Ainda me lembro do óleo de fígado de bacalhau
20-10-2015 - 21:43

Terá o PS deslizado para a esquerda, defraudando muitos dos seus eleitores? Ou será que PCP e Bloco puseram o radicalismo na gaveta e vão arriscar uma deriva de direita, atraiçoando o voto de protesto de que em geral beneficiam?

Tantos anos depois, ainda me recordo do sabor intrusivo do óleo de fígado de bacalhau. As avós diziam que fazia bem. Mas depois de o tomar não havia sorriso de criança que não se transformasse (ou transtornasse) num esgar diariamente repetido, durante a temporada em que a terapêutica durava.

Por isso, deixar para trás os tempos em que nos víamos obrigados a ingerir dia após dia semelhante mistela, era motivo de genuína celebração.

Não perdi a esperança, mas receio agora que depois de quatro anos duríssimos, os portugueses estejam à beira de nova temporada de óleo de fígado de bacalhau. A crise financeira de 2011 atirou-nos para os braços da austeridade. Sem intervenção externa os salários de todos os funcionários públicos teriam sido comprometidos, assim como a prestação dos serviços básicos de saúde, educação ou justiça. Sem dinheiro nem margem nos mercados, valeu-nos a ajuda externa que o Governo acabou na altura por pedir.

Não houve, como nos contos de crianças, uma intenção maléfica de nos empobrecer, com a poção mágica da austeridade. Alguém, no seu perfeito juízo, gostará de ver uma sociedade com mais pobreza, sofrimento e novas carências? Não: por termos ficado mais pobres é que tivemos que apertar o cinto. E também por se ter apertado o cinto é que é possível começar agora a aliviar, a sempre indesejável austeridade.

Vale a pena recordar que o aperto teria sido ainda pior, caso o país tivesse avançado, qual orquestra do titanic, para três projectos que o PS da altura tinha como indispensáveis à modernização da Pátria: o novo aeroporto, o TGV e nova travessia do Tejo.

Quatro anos depois, e apesar de erros e sobressaltos – tanto políticos como económicos - até da própria Coligação, levantámos cabeça, concluímos o programa de ajustamento e aliviou-se o garrote financeiro. As empresas contribuíram, as famílias adaptaram-se: muitas com enormes sacrifícios, até mais escondidos do que públicos.

Ninguém gostaria de voltar a passar pelo mesmo: pela doença e pelos remédios amargos que a enfermidade implicou.

Mas, PCP, Bloco de Esquerda e agora o PS falam da austeridade como se ela tivesse resultado de opção eminentemente ideológica, quando, na altura, era a única opção viável. Por isso, e com a mesma leveza, prometem agora desmantelar o que foi feito, assumindo-se como os campeões do bem-estar das próximas gerações.

E o conto de fadas conheceu mesmo agora novo episódio, com o secretário-geral do PS a celebrar publicamente o encantamento com os seus recentes aliados, junto dos quais garante ter assegurado condições de governabilidade para a legislatura.

É sabido que a necessidade aguça o engenho, mas António Costa está a ir longe de mais.
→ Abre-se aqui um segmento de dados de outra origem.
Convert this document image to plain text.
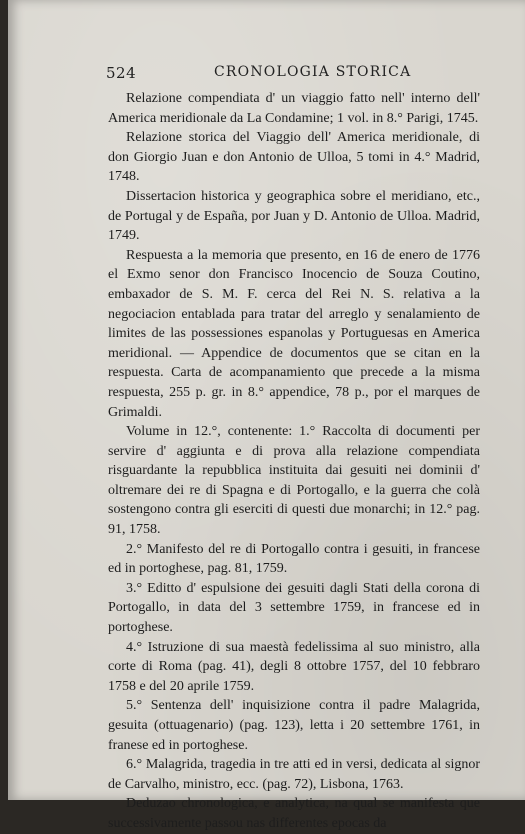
524	CRONOLOGIA STORICA

Relazione compendiata d' un viaggio fatto nell' interno dell' America meridionale da La Condamine; 1 vol. in 8.° Parigi, 1745.

Relazione storica del Viaggio dell' America meridionale, di don Giorgio Juan e don Antonio de Ulloa, 5 tomi in 4.° Madrid, 1748.

Dissertacion historica y geographica sobre el meridiano, etc., de Portugal y de España, por Juan y D. Antonio de Ulloa. Madrid, 1749.

Respuesta a la memoria que presento, en 16 de enero de 1776 el Exmo senor don Francisco Inocencio de Souza Coutino, embaxador de S. M. F. cerca del Rei N. S. relativa a la negociacion entablada para tratar del arreglo y senalamiento de limites de las possessiones espanolas y Portuguesas en America meridional. — Appendice de documentos que se citan en la respuesta. Carta de acompanamiento que precede a la misma respuesta, 255 p. gr. in 8.° appendice, 78 p., por el marques de Grimaldi.

Volume in 12.°, contenente: 1.° Raccolta di documenti per servire d' aggiunta e di prova alla relazione compendiata risguardante la repubblica instituita dai gesuiti nei dominii d' oltremare dei re di Spagna e di Portogallo, e la guerra che colà sostengono contra gli eserciti di questi due monarchi; in 12.° pag. 91, 1758.

2.° Manifesto del re di Portogallo contra i gesuiti, in francese ed in portoghese, pag. 81, 1759.

3.° Editto d' espulsione dei gesuiti dagli Stati della corona di Portogallo, in data del 3 settembre 1759, in francese ed in portoghese.

4.° Istruzione di sua maestà fedelissima al suo ministro, alla corte di Roma (pag. 41), degli 8 ottobre 1757, del 10 febbraro 1758 e del 20 aprile 1759.

5.° Sentenza dell' inquisizione contra il padre Malagrida, gesuita (ottuagenario) (pag. 123), letta i 20 settembre 1761, in franese ed in portoghese.

6.° Malagrida, tragedia in tre atti ed in versi, dedicata al signor de Carvalho, ministro, ecc. (pag. 72), Lisbona, 1763.

Deduzao chronologica, e analytica, na qual se manifesta que successivamente passou nas differentes epocas da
Portugal e o PS valem mais do que a sobrevivência política deste ou de qualquer outro líder, a qual, no caso de António Costa, até pode ser assegurada, mas sem movimentos de desespero.

Retomar os caminhos da derrapagem social, económica e financeira seria indesculpável; e fragilizar o PS numa aliança contra-natura que à partida divide deputados e eleitores socialistas constituiria um monumental tiro no pé.

Após a derrota nas legislativas, um PS dividido sobre si próprio seria presa precária e dócil nos braços da esquerda radical que nunca renunciou às respectivas ideias e concepções. Como diz António Costa, o muro de Berlim caiu. O problema é que na cabeça de alguns dos presumíveis aliados de Costa o muro de Berlim nunca deveria ter ruído, tal como a Coreia do Norte continua, nalguns casos, a ser celebrada como se de um regime democrático se tratasse.

Terá o PS deslizado para a esquerda, defraudando muitos dos seus eleitores? Ou será que PCP e Bloco puseram o radicalismo na gaveta e vão arriscar uma deriva de direita, atraiçoando o voto de protesto de que em geral beneficiam?

Se nos garantirem que nada disso aconteceu, estaremos perante a quadratura do círculo, sempre na fantasia de um qualquer conto cor-de-rosa, daqueles que só acabam bem no papel.